Volumes tend to be higher, too. One of my software industry clients had approximately 25,000 customers but separately managed more than 50,000 individual product records where poor system designs sometimes forced the creation of multiple product records to allow for minor differences or variations of a product.
Other industries like retail or high-tech manufacturing also have very high volumes of product data and can easily have many millions of unique (or supposedly unique) items in their product or materials master databases.
While initial quality levels of customer data are often worse than expected, with product data, quality levels are typically even worse. Using the ACT+C (accuracy, completeness, timeliness and consistency) definition of data quality for assessment, I'm usually shocked by how inaccurate, incomplete, out-of-date and inconsistent product information is.

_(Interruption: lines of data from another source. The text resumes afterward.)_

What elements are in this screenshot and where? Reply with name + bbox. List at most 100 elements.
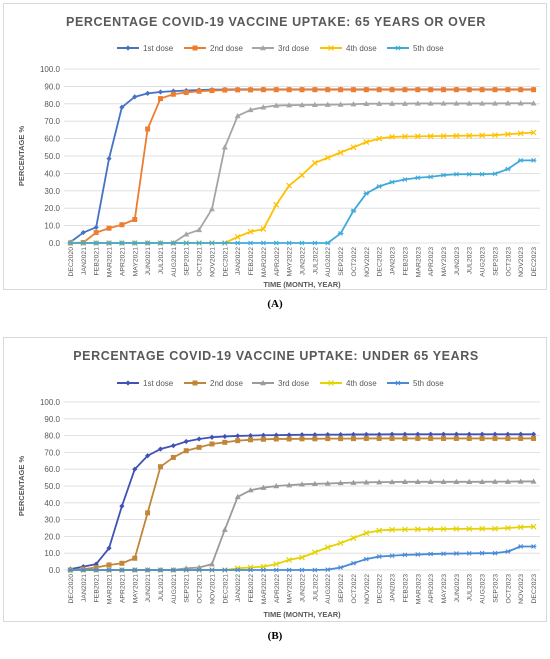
data-point: [119, 567, 125, 573]
legend-label: 2nd dose: [210, 44, 243, 53]
x-tick-label: OCT2022: [351, 247, 358, 277]
x-tick-label: JAN2022: [235, 574, 242, 602]
data-point: [93, 230, 99, 236]
x-tick-label: DEC2021: [222, 574, 229, 604]
x-tick-label: DEC2022: [377, 247, 384, 277]
data-point: [440, 133, 447, 139]
data-point: [363, 530, 370, 536]
series-5th-dose: [67, 544, 537, 573]
data-point: [312, 567, 318, 573]
data-point: [235, 438, 241, 444]
data-point: [324, 154, 331, 161]
data-point: [440, 100, 447, 106]
y-tick-label: 50.0: [44, 482, 60, 491]
series-1st-dose: [67, 431, 537, 572]
x-tick-label: MAR2023: [415, 574, 422, 604]
x-tick-label: FEB2022: [248, 247, 255, 276]
data-point: [106, 567, 112, 573]
y-axis-label: PERCENTAGE %: [17, 456, 26, 517]
y-tick-label: 100.0: [40, 65, 61, 74]
x-tick-label: SEP2023: [492, 247, 499, 276]
data-point: [401, 133, 408, 140]
data-point: [453, 525, 460, 532]
data-point: [517, 478, 524, 484]
data-point: [311, 549, 318, 556]
x-tick-label: AUG2021: [171, 247, 178, 277]
data-point: [530, 129, 537, 136]
data-point: [479, 525, 486, 532]
data-point: [518, 87, 524, 93]
legend-item: 3rd dose: [252, 379, 310, 388]
data-point: [427, 133, 434, 140]
x-tick-label: MAY2022: [287, 574, 294, 604]
data-point: [517, 524, 524, 531]
data-point: [505, 166, 511, 172]
legend-marker: [192, 380, 198, 386]
data-point: [453, 431, 459, 437]
x-tick-label: OCT2022: [351, 574, 358, 604]
data-point: [80, 240, 87, 246]
data-point: [530, 523, 537, 530]
data-point: [428, 431, 434, 437]
data-point: [415, 431, 421, 437]
data-point: [492, 171, 498, 177]
data-point: [517, 130, 524, 137]
data-point: [338, 87, 344, 93]
x-tick-label: DEC2020: [68, 247, 75, 277]
chart-title: PERCENTAGE COVID-19 VACCINE UPTAKE: UNDE…: [73, 349, 479, 363]
x-tick-label: MAY2021: [132, 247, 139, 277]
legend-label: 2nd dose: [210, 379, 243, 388]
data-point: [504, 131, 511, 138]
data-point: [363, 479, 370, 485]
legend-marker: [395, 380, 401, 386]
data-point: [337, 479, 344, 486]
data-point: [106, 156, 112, 162]
data-point: [299, 567, 305, 573]
x-tick-label: MAY2023: [441, 574, 448, 604]
x-axis-label: TIME (MONTH, YEAR): [263, 610, 341, 619]
data-point: [324, 544, 331, 551]
data-point: [414, 100, 421, 106]
x-tick-label: NOV2023: [518, 247, 525, 277]
data-point: [247, 240, 254, 246]
data-point: [504, 525, 511, 531]
data-point: [311, 480, 318, 487]
series-3rd-dose: [67, 100, 537, 246]
data-point: [144, 240, 151, 246]
data-point: [337, 565, 344, 570]
data-point: [299, 554, 305, 561]
data-point: [119, 222, 125, 228]
data-point: [311, 101, 318, 108]
data-point: [466, 132, 473, 139]
data-point: [415, 87, 421, 93]
y-tick-label: 80.0: [44, 100, 60, 109]
y-tick-label: 30.0: [44, 187, 60, 196]
x-tick-label: AUG2023: [480, 574, 487, 604]
y-tick-label: 40.0: [44, 499, 60, 508]
data-point: [530, 478, 537, 484]
x-tick-label: NOV2022: [364, 574, 371, 604]
x-tick-label: AUG2023: [480, 247, 487, 277]
x-tick-label: SEP2022: [338, 574, 345, 603]
y-tick-label: 10.0: [44, 549, 60, 558]
x-tick-label: MAR2021: [107, 574, 114, 604]
legend-label: 5th dose: [413, 379, 444, 388]
data-point: [402, 177, 408, 182]
data-point: [479, 87, 485, 93]
series-line: [70, 437, 534, 571]
data-point: [453, 87, 459, 93]
data-point: [350, 208, 357, 214]
data-point: [376, 100, 383, 106]
data-point: [170, 240, 177, 246]
x-tick-label: DEC2021: [222, 247, 229, 277]
data-point: [376, 479, 383, 485]
data-point: [402, 87, 408, 93]
data-point: [132, 94, 138, 100]
data-point: [414, 526, 421, 533]
data-point: [350, 560, 357, 566]
series-5th-dose: [67, 157, 537, 246]
data-point: [222, 87, 228, 93]
data-point: [234, 567, 241, 573]
data-point: [440, 431, 447, 437]
data-point: [376, 527, 383, 534]
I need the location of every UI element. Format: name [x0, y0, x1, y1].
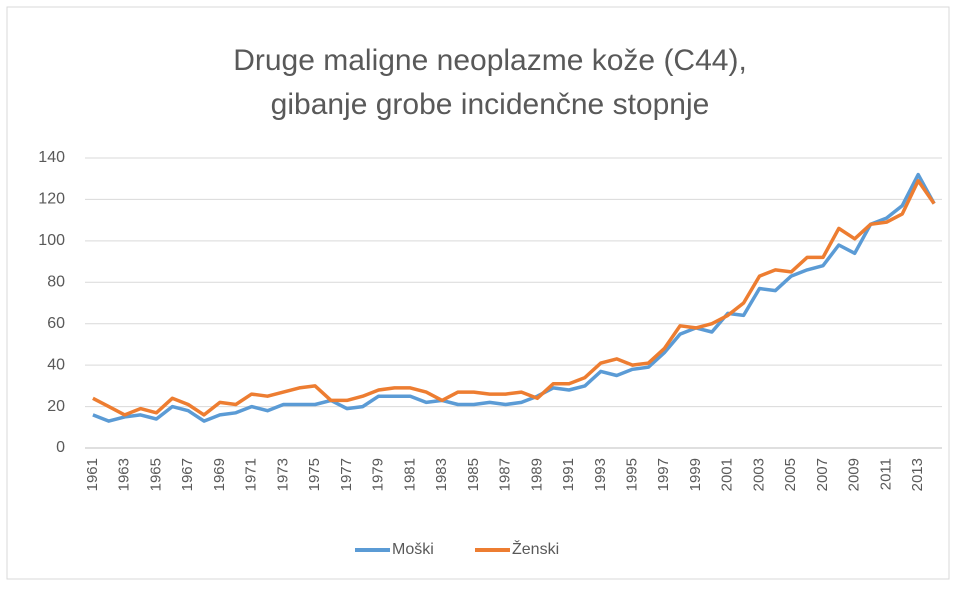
x-tick-label: 2003: [750, 458, 767, 491]
chart-border: [6, 6, 950, 580]
x-tick-label: 1981: [401, 458, 418, 491]
x-tick-label: 1993: [592, 458, 609, 491]
x-tick-label: 1999: [687, 458, 704, 491]
y-tick-label: 20: [47, 398, 65, 415]
x-tick-label: 1979: [370, 458, 387, 491]
x-tick-label: 1983: [433, 458, 450, 491]
x-tick-label: 1967: [179, 458, 196, 491]
x-tick-label: 1995: [623, 458, 640, 491]
x-tick-label: 1965: [147, 458, 164, 491]
x-tick-label: 2001: [719, 458, 736, 491]
x-tick-label: 1985: [465, 458, 482, 491]
x-tick-label: 2013: [909, 458, 926, 491]
chart-title: gibanje grobe incidenčne stopnje: [271, 88, 710, 121]
y-tick-label: 100: [38, 232, 65, 249]
x-tick-label: 1973: [274, 458, 291, 491]
x-tick-label: 1963: [116, 458, 133, 491]
series-line: [92, 179, 936, 417]
x-tick-label: 1975: [306, 458, 323, 491]
x-tick-label: 1969: [211, 458, 228, 491]
y-tick-label: 40: [47, 356, 65, 373]
y-tick-label: 0: [56, 439, 65, 456]
y-tick-label: 120: [38, 191, 65, 208]
chart-title: Druge maligne neoplazme kože (C44),: [233, 44, 747, 77]
x-tick-label: 1971: [243, 458, 260, 491]
series-line: [92, 172, 936, 423]
y-tick-label: 60: [47, 315, 65, 332]
x-tick-label: 1997: [655, 458, 672, 491]
x-tick-label: 1991: [560, 458, 577, 491]
y-tick-label: 140: [38, 149, 65, 166]
x-tick-label: 2005: [782, 458, 799, 491]
legend-label: Moški: [392, 541, 434, 558]
x-tick-label: 1961: [84, 458, 101, 491]
x-tick-label: 2009: [846, 458, 863, 491]
x-tick-label: 1987: [497, 458, 514, 491]
legend-label: Ženski: [512, 539, 559, 558]
x-tick-label: 1977: [338, 458, 355, 491]
x-tick-label: 1989: [528, 458, 545, 491]
x-tick-label: 2011: [877, 458, 894, 490]
y-tick-label: 80: [47, 274, 65, 291]
x-tick-label: 2007: [814, 458, 831, 491]
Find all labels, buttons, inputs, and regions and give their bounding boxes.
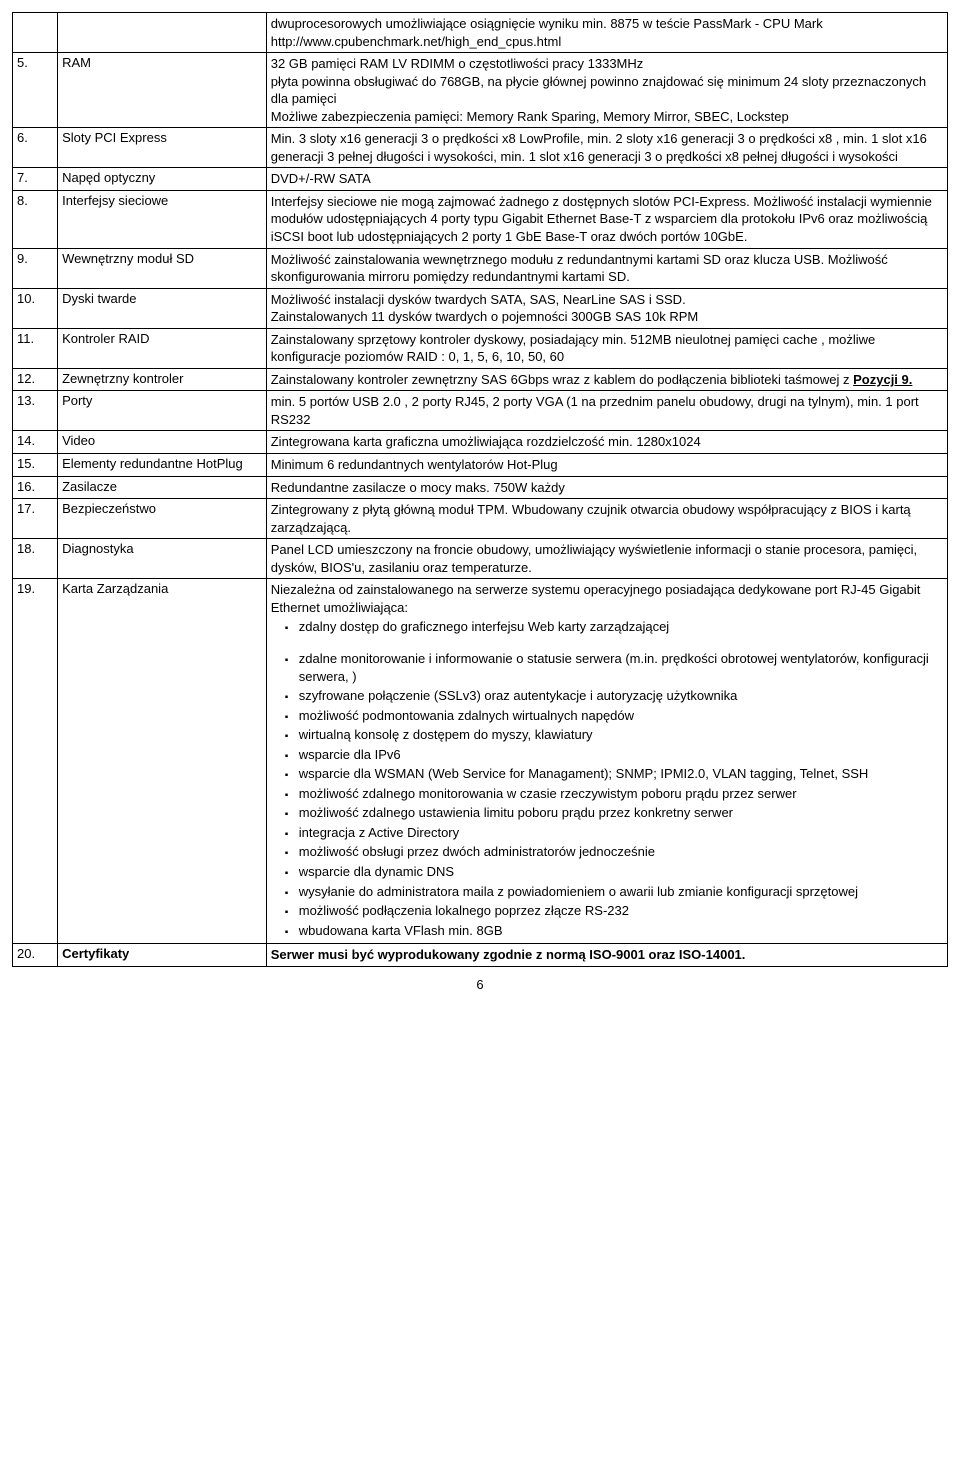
table-row: 13. Porty min. 5 portów USB 2.0 , 2 port… (13, 391, 948, 431)
desc-pre: Zainstalowany kontroler zewnętrzny SAS 6… (271, 372, 853, 387)
row-label: Karta Zarządzania (58, 579, 267, 944)
row-desc: Zintegrowana karta graficzna umożliwiają… (266, 431, 947, 454)
row-label: Wewnętrzny moduł SD (58, 248, 267, 288)
row-label: Interfejsy sieciowe (58, 190, 267, 248)
list-item: szyfrowane połączenie (SSLv3) oraz auten… (299, 687, 943, 705)
table-row: 11. Kontroler RAID Zainstalowany sprzęto… (13, 328, 948, 368)
row-desc: Interfejsy sieciowe nie mogą zajmować ża… (266, 190, 947, 248)
row-desc: Redundantne zasilacze o mocy maks. 750W … (266, 476, 947, 499)
list-item: wirtualną konsolę z dostępem do myszy, k… (299, 726, 943, 744)
list-item: możliwość obsługi przez dwóch administra… (299, 843, 943, 861)
row-label (58, 13, 267, 53)
desc-pre: Niezależna od zainstalowanego na serwerz… (271, 581, 943, 616)
row-desc: min. 5 portów USB 2.0 , 2 porty RJ45, 2 … (266, 391, 947, 431)
row-desc: Możliwość instalacji dysków twardych SAT… (266, 288, 947, 328)
list-item: wsparcie dla WSMAN (Web Service for Mana… (299, 765, 943, 783)
spec-table: dwuprocesorowych umożliwiające osiągnięc… (12, 12, 948, 967)
row-label: Zewnętrzny kontroler (58, 368, 267, 391)
row-num: 7. (13, 168, 58, 191)
row-label: Diagnostyka (58, 539, 267, 579)
row-num: 11. (13, 328, 58, 368)
table-row: 8. Interfejsy sieciowe Interfejsy siecio… (13, 190, 948, 248)
row-desc: dwuprocesorowych umożliwiające osiągnięc… (266, 13, 947, 53)
list-item: wsparcie dla dynamic DNS (299, 863, 943, 881)
table-row: 5. RAM 32 GB pamięci RAM LV RDIMM o częs… (13, 53, 948, 128)
row-num (13, 13, 58, 53)
list-item: zdalny dostęp do graficznego interfejsu … (299, 618, 943, 636)
list-item: możliwość podłączenia lokalnego poprzez … (299, 902, 943, 920)
row-num: 9. (13, 248, 58, 288)
table-row: dwuprocesorowych umożliwiające osiągnięc… (13, 13, 948, 53)
table-row: 20. Certyfikaty Serwer musi być wyproduk… (13, 944, 948, 967)
row-desc: DVD+/-RW SATA (266, 168, 947, 191)
list-item: integracja z Active Directory (299, 824, 943, 842)
table-row: 6. Sloty PCI Express Min. 3 sloty x16 ge… (13, 128, 948, 168)
row-desc: Zintegrowany z płytą główną moduł TPM. W… (266, 499, 947, 539)
row-num: 13. (13, 391, 58, 431)
list-item: wsparcie dla IPv6 (299, 746, 943, 764)
row-desc: Min. 3 sloty x16 generacji 3 o prędkości… (266, 128, 947, 168)
row-num: 18. (13, 539, 58, 579)
row-label: Sloty PCI Express (58, 128, 267, 168)
row-num: 17. (13, 499, 58, 539)
table-row: 17. Bezpieczeństwo Zintegrowany z płytą … (13, 499, 948, 539)
row-num: 14. (13, 431, 58, 454)
row-label: RAM (58, 53, 267, 128)
table-row: 7. Napęd optyczny DVD+/-RW SATA (13, 168, 948, 191)
row-num: 6. (13, 128, 58, 168)
table-row: 16. Zasilacze Redundantne zasilacze o mo… (13, 476, 948, 499)
row-desc: Minimum 6 redundantnych wentylatorów Hot… (266, 454, 947, 477)
row-desc: Panel LCD umieszczony na froncie obudowy… (266, 539, 947, 579)
table-row: 19. Karta Zarządzania Niezależna od zain… (13, 579, 948, 944)
row-label: Napęd optyczny (58, 168, 267, 191)
list-item: wysyłanie do administratora maila z powi… (299, 883, 943, 901)
table-row: 9. Wewnętrzny moduł SD Możliwość zainsta… (13, 248, 948, 288)
row-num: 20. (13, 944, 58, 967)
row-num: 8. (13, 190, 58, 248)
row-num: 5. (13, 53, 58, 128)
desc-link: Pozycji 9. (853, 372, 912, 387)
table-row: 18. Diagnostyka Panel LCD umieszczony na… (13, 539, 948, 579)
row-label: Video (58, 431, 267, 454)
row-desc: Możliwość zainstalowania wewnętrznego mo… (266, 248, 947, 288)
list-item: możliwość zdalnego ustawienia limitu pob… (299, 804, 943, 822)
row-label: Dyski twarde (58, 288, 267, 328)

All of this may sound like a lot of complexity - and it is - but the real kicker seems to be that there are so many categories of product data. What do I mean by categories? Well, what are the rules that tell you a piece of data describing a printed circuit board is valid? Whatever your answer, it's a different answer for sheet metal, which is different from ball bearings, which is different from MP3 players, which is different from digital cameras. You get the point - different rules for each type of product means exploding levels of complexity!
A Different Approach
Do the widespread differences mean that data mastering and data quality approaches that work well for customer MDM won't work for product MDM? Unfortunately, yes.
Andrew White, research VP at Gartner, Inc. said, "Product data is inherently variable, and its lack of structure is generally too much for traditional, pattern-based data quality approaches. Product and item data requires a semantic-based approach that can quickly adapt and 'learn' the nuances of each new product category. With this as a foundation, standardization, validation, matching and repurposing are possible. Without it, the task can be overwhelming and is likely to include lots of manual effort, lots of custom code - and a whole lot of frustration."
I think Andrew's right on the money here. The variability and relative lack of structure, the lack of external standards and third-party referential data sources, the overloading of the description field, the number of requirements for classification and categorization and the differences in hierarchy management all add up to a problem that most data quality tools designed for customer information would have a hard time solving.
Yet all of these same issues make trying to handle product information without a tool-based approach even less appealing. Investigate the semantic-based tools now on the market. They can help you to standardize, enrich, match, repurpose and govern your product information.